Evening and Morning
By Charles Haddon Spurgeon
January 19
Morning
"I
sought him, but I found him not."—Song of Solomon 3:1.
Tell me where you lost the
company of Christ, and I will tell you the most likely place to find Him. Have
you lost Christ in the closet by restraining prayer? Then it is there you must
seek and find Him. Did you lose Christ by sin? You will find Christ in no other
way but by the giving up of the sin, and seeking by the Holy Spirit to mortify
the member in which the lust doth dwell. Did you lose Christ by neglecting the
Scriptures? You must find Christ in the Scriptures.

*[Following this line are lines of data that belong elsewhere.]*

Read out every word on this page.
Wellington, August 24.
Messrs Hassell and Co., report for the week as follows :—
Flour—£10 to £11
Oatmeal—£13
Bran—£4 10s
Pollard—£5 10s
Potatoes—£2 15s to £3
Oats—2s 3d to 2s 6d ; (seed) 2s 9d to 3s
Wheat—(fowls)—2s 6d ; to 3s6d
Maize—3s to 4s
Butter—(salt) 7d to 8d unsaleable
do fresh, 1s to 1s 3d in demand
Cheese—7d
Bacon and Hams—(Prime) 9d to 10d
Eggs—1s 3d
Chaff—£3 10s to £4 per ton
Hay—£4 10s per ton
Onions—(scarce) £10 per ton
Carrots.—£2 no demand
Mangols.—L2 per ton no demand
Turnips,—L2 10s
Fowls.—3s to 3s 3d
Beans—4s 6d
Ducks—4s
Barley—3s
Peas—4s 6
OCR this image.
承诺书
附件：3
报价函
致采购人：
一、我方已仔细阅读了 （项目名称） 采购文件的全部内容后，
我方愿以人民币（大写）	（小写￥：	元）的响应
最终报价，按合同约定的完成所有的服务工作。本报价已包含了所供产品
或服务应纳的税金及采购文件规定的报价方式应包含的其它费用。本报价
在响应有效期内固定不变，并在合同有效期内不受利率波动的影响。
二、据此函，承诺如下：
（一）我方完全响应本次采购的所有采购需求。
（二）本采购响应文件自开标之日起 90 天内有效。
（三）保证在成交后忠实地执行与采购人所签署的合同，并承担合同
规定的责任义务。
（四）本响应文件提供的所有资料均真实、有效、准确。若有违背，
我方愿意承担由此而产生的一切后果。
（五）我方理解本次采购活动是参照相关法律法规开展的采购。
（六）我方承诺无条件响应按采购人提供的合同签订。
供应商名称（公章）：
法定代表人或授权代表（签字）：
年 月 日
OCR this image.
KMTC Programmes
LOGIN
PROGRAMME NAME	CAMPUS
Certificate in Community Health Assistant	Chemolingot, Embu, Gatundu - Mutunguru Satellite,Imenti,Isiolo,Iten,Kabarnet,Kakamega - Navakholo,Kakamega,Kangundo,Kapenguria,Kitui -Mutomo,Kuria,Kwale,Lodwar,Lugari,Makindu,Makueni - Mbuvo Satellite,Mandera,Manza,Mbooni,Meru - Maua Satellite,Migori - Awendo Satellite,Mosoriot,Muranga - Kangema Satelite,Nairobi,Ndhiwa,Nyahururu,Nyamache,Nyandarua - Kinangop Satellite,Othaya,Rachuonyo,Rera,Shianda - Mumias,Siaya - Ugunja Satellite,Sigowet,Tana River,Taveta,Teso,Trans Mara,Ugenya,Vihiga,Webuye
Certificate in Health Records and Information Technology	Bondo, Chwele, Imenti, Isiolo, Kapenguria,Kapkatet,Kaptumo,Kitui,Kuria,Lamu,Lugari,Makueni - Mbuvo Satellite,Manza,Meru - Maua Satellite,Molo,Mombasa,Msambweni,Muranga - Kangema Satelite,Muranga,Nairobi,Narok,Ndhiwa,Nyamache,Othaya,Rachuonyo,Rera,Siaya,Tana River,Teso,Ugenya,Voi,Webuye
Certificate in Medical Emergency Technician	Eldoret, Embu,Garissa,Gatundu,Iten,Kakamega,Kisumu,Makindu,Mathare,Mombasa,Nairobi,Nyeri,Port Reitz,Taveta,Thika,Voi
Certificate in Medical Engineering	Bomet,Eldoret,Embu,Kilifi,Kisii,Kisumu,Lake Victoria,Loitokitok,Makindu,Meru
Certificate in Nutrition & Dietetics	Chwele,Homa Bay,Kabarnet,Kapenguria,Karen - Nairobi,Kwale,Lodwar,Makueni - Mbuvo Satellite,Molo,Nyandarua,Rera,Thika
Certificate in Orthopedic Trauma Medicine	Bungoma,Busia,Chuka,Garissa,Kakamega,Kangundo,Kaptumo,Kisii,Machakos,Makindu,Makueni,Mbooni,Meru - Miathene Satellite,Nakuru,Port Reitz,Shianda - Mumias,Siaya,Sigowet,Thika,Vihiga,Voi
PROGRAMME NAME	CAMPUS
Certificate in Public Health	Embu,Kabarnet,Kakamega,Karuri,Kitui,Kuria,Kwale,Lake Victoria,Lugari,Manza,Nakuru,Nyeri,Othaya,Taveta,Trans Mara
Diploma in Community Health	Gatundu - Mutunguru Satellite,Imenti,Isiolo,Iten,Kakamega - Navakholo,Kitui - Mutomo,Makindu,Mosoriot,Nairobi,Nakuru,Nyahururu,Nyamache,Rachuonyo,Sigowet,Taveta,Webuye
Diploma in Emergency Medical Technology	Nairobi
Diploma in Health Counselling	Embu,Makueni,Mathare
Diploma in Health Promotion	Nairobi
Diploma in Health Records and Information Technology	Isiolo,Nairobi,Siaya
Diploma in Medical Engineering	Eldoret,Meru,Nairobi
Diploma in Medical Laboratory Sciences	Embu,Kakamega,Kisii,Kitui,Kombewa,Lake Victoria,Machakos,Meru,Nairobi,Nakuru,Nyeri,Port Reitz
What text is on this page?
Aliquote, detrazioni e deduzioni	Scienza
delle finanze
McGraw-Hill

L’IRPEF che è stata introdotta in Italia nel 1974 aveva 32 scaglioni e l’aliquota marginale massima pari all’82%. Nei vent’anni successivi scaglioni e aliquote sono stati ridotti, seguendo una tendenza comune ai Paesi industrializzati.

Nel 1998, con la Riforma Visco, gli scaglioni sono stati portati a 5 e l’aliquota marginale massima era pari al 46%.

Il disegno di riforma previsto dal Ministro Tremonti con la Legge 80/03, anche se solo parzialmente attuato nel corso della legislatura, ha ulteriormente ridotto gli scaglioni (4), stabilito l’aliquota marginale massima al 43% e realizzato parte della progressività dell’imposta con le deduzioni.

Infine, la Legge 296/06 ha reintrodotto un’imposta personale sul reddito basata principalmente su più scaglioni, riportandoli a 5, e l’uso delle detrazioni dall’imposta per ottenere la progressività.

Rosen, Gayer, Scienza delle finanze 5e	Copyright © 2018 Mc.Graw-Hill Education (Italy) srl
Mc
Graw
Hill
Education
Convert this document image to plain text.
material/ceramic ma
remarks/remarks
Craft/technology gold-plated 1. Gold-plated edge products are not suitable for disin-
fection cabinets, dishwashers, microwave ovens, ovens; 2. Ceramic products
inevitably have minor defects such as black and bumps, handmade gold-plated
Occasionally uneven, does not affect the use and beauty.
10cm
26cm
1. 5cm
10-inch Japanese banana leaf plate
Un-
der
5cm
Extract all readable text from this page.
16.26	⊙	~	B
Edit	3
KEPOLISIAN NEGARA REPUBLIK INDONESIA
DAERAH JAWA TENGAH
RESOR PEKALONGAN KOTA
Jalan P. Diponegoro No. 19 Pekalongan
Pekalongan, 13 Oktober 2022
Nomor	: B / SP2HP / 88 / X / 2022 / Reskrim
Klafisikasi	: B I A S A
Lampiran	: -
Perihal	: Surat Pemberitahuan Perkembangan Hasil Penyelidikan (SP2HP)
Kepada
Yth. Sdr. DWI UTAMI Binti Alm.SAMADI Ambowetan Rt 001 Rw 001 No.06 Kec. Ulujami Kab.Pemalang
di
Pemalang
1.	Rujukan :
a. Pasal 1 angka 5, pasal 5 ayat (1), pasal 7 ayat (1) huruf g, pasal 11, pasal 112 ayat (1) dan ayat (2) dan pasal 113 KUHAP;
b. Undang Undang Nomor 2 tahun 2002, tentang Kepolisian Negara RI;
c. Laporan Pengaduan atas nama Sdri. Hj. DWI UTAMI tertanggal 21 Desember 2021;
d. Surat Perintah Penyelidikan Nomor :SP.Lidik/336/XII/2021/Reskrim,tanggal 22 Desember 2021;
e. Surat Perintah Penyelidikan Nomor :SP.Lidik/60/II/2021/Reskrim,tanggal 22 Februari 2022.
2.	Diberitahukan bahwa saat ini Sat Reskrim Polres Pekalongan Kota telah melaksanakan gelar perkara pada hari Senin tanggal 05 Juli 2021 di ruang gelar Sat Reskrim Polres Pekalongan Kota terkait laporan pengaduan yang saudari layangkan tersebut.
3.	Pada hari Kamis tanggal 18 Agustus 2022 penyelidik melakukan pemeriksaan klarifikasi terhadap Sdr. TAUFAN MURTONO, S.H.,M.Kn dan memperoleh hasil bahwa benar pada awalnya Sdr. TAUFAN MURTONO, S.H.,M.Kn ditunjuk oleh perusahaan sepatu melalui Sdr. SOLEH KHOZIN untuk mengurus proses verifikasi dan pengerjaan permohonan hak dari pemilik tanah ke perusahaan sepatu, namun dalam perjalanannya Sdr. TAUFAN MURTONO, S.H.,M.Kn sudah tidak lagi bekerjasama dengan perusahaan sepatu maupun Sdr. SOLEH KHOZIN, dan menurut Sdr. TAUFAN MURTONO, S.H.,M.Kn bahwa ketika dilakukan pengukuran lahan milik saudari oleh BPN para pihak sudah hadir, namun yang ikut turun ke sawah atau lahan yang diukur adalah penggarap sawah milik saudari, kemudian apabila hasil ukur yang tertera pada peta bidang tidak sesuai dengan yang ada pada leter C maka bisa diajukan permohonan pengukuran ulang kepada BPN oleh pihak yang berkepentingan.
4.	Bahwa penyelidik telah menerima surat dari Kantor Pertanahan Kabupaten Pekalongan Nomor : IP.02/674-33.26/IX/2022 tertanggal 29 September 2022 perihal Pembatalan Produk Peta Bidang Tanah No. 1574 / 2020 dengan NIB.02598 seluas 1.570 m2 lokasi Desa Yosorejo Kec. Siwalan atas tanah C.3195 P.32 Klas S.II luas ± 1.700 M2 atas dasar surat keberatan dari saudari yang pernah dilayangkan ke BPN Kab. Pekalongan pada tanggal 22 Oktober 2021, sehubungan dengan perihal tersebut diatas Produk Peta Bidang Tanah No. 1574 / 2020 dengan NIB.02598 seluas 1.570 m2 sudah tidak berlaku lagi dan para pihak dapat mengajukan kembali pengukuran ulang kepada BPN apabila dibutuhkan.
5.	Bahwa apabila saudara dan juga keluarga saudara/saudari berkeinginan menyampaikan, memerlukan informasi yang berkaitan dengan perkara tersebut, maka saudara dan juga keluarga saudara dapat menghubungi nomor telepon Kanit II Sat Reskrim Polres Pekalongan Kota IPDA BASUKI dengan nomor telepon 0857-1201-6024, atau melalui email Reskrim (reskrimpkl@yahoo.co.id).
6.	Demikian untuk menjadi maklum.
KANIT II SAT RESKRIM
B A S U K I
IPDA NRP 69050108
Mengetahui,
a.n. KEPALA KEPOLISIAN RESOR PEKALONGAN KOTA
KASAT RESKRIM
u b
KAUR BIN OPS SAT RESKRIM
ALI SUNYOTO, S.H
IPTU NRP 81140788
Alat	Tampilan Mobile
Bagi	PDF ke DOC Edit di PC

It is a true proverb,
"Look for a thing where you dropped it, it is there." So look for
Christ where you lost Him, for He has not gone away. But it is hard work to go
back for Christ. Bunyan tells us, the pilgrim found the piece of the road back
to the Arbour of Ease, where he lost his roll, the
hardest he had ever travelled. Twenty miles onward is easier than to go one
mile back for the lost evidence.
Take care, then, when you
find your Master, to cling close to Him. But how is it you have lost Him? One
would have thought you would never have parted with such a precious friend,
whose presence is so sweet, whose words are so
comforting, and whose company is so dear to you! How is it that you did not
watch Him every moment for fear of losing sight of Him? Yet, since you have let
Him go, what a mercy that you are seeking Him, even though you mournfully
groan, "O that I knew where I might find Him!" Go on seeking, for it
is dangerous to be without thy Lord. Without Christ you are like a sheep without
its shepherd; like a tree without water at its roots; like a sere leaf in the
tempest—not bound to the tree of life. With thine
whole heart seek Him, and He will be found of thee: only give thyself
thoroughly up to the search, and verily, thou shalt yet discover Him to thy joy
and gladness.
Evening
"Then
opened He their understanding, that they might understand the
Scriptures."—Luke 24:45.
He whom we viewed last
evening as opening Scripture, we here perceive opening
the understanding. In the first work He has many fellow-labourers,
but in the second He stands alone; many can bring the Scriptures to the mind,
but the Lord alone can prepare the mind to receive the Scriptures. Our Lord
Jesus differs from all other teachers; they reach the ear, but He instructs the
heart; they deal with the outward letter, but He imparts an inward taste for
the truth, by which we perceive its savour and
spirit. The most unlearned of men become ripe scholars in the school of grace
when the Lord Jesus by His Holy Spirit unfolds the mysteries of the kingdom to
them, and grants the divine anointing by which they are enabled to behold the
invisible. Happy are we if we have had our understandings cleared and
strengthened by the Master! How many men of profound learning are ignorant of
eternal things! They know the killing letter of revelation, but its killing
spirit they cannot discern; they have a veil upon their hearts
which the eyes of carnal reason cannot penetrate. Such was our case a
little time ago; we who now see were once utterly blind; truth was to us as
beauty in the dark, a thing unnoticed and neglected. Had it not been for the
love of Jesus we should have remained to this moment in utter ignorance, for
without His gracious opening of our understanding, we could no more have
attained to spiritual knowledge than an infant can climb the Pyramids, or an
ostrich fly up to the stars. Jesus' College is the only one in which God's
truth can be really learned; other schools may teach us what is to be believed,
but Christ's alone can show us how to believe it. Let us sit at the feet of
Jesus, and by earnest prayer call in His blessed aid that our dull wits may
grow brighter, and our feeble understandings may receive heavenly things.